Bahwa Judex Facti dalam pertimbangan hukum putusan perkara a quo halaman 59 sampai dengan halaman 62 menyatakan PHK terhadap Pemohon Kasasi (semula Para Penggugat) atas dasar hubungan tidak harmonis;
Bahwa alasan-alasan pekerja/buruh dapat di PHK telah jelas diatur dalam BAB XII Undang-Undang Nomor 13 Tahun 2003 tentang Ketenagakerjaan sebagai hukum materiil dari hukum ketenagakerjaan;
Bahwa alasan tidak harmonis sama sekali tidak terdapat dalam BAB XII Undang-Undang Nomor 13 Tahun 2003 tentang Ketenagakerjaan sebagai alasan pekerja/buruh dapat di PHK;
Bahwa Judex Facti perkara a quo mem PHK Pemohon Kasasi dengan alasan tidak harmonis berdasarkan petitum subsidair Termohon Kasasi yaitu ex aequo et bono, yang dalam hal ini telah salah dalam penerapannya karena alasan-alasan pekerja/buruh dapat di PHK telah diatur secara spesifik dan jelas dalam BAB XII Undang-Undang Nomor 13 Tahun 2003 tentang Ketenagakerjaan, membuat dampak yang sangat merugikan bagi Pemohon Kasasi (semula Para Penggugat) dan sangat tidak mencerminkan rasa keadilan;
Bahwa jelas dalam hal ini Judex Facti telah salah menerapkan hukum dengan menggunakan alasan atau dasar tidak harmonis sebagai dasar PHK bagi Pemohon Kasasi (semula Para Penggugat);
Bahwa Judex Facti telah salah menerapkan atau melanggar hukum yang berlaku, yaitu mengenal Penjelasan Umum Undang-Undang Nomor 2 Tahun 2004 tentang Penyelesaian Perselisihan Hubungan Industrial Tidak Dapat Menjadi Dasar PHK Bagi Pemohon Kasasi.

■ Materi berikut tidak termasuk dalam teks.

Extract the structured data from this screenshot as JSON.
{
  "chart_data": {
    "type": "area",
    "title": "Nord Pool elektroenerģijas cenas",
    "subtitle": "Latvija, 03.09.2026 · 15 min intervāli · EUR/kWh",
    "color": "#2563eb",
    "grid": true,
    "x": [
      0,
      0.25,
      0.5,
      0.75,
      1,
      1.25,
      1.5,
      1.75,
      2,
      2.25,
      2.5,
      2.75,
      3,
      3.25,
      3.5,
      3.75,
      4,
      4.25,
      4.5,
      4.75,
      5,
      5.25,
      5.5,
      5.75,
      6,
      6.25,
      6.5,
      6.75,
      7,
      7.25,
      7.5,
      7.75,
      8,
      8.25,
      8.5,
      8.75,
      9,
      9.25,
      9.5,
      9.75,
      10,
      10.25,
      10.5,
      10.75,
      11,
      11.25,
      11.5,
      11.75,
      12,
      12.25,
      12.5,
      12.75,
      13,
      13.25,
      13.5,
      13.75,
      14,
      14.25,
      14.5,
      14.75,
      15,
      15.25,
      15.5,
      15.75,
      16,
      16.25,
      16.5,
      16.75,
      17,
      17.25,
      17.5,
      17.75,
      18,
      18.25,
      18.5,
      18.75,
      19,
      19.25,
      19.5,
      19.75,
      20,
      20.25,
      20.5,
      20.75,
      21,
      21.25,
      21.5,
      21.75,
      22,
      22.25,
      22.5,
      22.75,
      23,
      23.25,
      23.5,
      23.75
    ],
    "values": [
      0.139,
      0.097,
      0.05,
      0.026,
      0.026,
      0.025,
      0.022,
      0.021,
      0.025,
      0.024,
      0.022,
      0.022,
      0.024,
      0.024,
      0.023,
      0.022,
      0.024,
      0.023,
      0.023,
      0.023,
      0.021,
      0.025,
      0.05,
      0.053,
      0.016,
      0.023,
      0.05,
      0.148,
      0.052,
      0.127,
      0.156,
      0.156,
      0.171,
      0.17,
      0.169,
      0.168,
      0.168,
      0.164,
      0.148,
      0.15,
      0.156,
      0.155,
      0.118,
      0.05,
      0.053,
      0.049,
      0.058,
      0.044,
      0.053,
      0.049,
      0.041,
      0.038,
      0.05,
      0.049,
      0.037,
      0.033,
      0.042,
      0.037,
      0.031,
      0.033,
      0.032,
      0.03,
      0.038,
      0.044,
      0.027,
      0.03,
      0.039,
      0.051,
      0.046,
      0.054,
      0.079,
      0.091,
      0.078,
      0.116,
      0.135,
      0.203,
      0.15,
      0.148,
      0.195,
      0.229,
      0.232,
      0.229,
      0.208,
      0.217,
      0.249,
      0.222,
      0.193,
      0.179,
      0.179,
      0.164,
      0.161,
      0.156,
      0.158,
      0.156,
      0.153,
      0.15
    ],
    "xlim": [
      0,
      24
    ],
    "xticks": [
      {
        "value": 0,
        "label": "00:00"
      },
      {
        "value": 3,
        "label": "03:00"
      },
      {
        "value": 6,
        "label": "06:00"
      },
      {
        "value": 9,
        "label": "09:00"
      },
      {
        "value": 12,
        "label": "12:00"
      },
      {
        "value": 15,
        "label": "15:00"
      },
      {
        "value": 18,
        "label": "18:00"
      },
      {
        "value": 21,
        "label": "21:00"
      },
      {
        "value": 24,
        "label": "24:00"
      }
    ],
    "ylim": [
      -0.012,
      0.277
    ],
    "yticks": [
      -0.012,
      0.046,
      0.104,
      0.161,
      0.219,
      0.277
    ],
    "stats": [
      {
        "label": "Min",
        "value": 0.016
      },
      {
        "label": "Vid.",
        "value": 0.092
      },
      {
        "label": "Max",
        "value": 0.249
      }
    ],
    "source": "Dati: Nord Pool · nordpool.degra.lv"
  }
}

Bahwa Judex Facti pada halaman 60 paragraf 1 dalam pertimbangan hukum putusan perkara a quo menjadikan alinea ke III Penjelasan umum Undang-Undang Nomor 2 Tahun 2004 tentang Penyelesaian Perselisihan Hubungan Industrial sebagai dasar hukum untuk PHK bagi Pemohon Kasasi (semula Para Penggugat);
Bahwa Undang-Undang Nomor 2 Tahun 2004 tentang Penyelesaian Perselisihan Hubungan Industrial merupakan hukum formil/hukum acara dalam penyelesaian perselisihan hubungan industrial dan bukan merupakan hukum materiil/hukum substansi dalam ketenagakerjaan;
Bahwa hukum materiil/hukum substansi dalam ketenagakerjaan telah diatur dalam Undang-Undang Nomor 13 Tahun 2003 tentang Ketenagakerjaan terutama BAB XII yang mengatur secara jelas alasan-alasan pekerja/buruh dapat di PHK;
Bahwa hukum formil dalam hal ini Penjelasan umum Undang-Undang Nomor 2 Tahun 2004 tentang Penyelesaian Perselisihan Hubungan Industrial hanya mengatur mengenai tata cara atau prosedur dalam penyelesaian perselisihan hubungan industrial dan sama sekali tidak mengatur mengenai alasan pekerja/buruh dapat di PHK sehingga tidak dapat dijadikan dasar untuk mem PHK Pemohon Kasasi;
Bahwa terlebih Penjelasan umum Undang-Undang Nomor 2 Tahun 2004 tentang Penyelesaian Perselisihan Hubungan Industrial bukan merupakan norma melainkan hanyalah sebagai interpretasi dari norma yang ada yaitu Pasal-Pasal dalam Undang-Undang Nomor 2 Tahun 2004 tentang Penyelesaian Perselisihan Hubungan Industrial;
Bahwa oleh karena itu Penjelasan umum Undang-Undang Nomor 2 Tahun 2004 tentang Penyelesaian Perselisihan Hubungan Industrial tidak dapat dijadikan sebagai dasar untuk mem PHK Pemohon Kasasi;
Bahwa berdasarkan dalil argumentasi hukum tersebut di atas, jelas dalam hal ini Judex Facti telah salah menerapkan hukum dengan menggunakan hukum formil dalam hal ini Penjelasan umum Undang-Undang Nomor 2 Tahun 2004 tentang Penyelesaian Perselisihan Hubungan Industrial sebagai dasar PHK bagi Pemohon Kasasi (semula Para Penggugat);
Bahwa Judex Facti telah salah menerapkan atau melanggar hukum yang berlaku, yaitu mengenal Putusan MA Nomor 700 K/Pdt.Sus/2011 dan Putusan MA Nomor 299 K/Pdt.Sus/2012 tidak dapat dijadikan dasar dalam memutus PHK.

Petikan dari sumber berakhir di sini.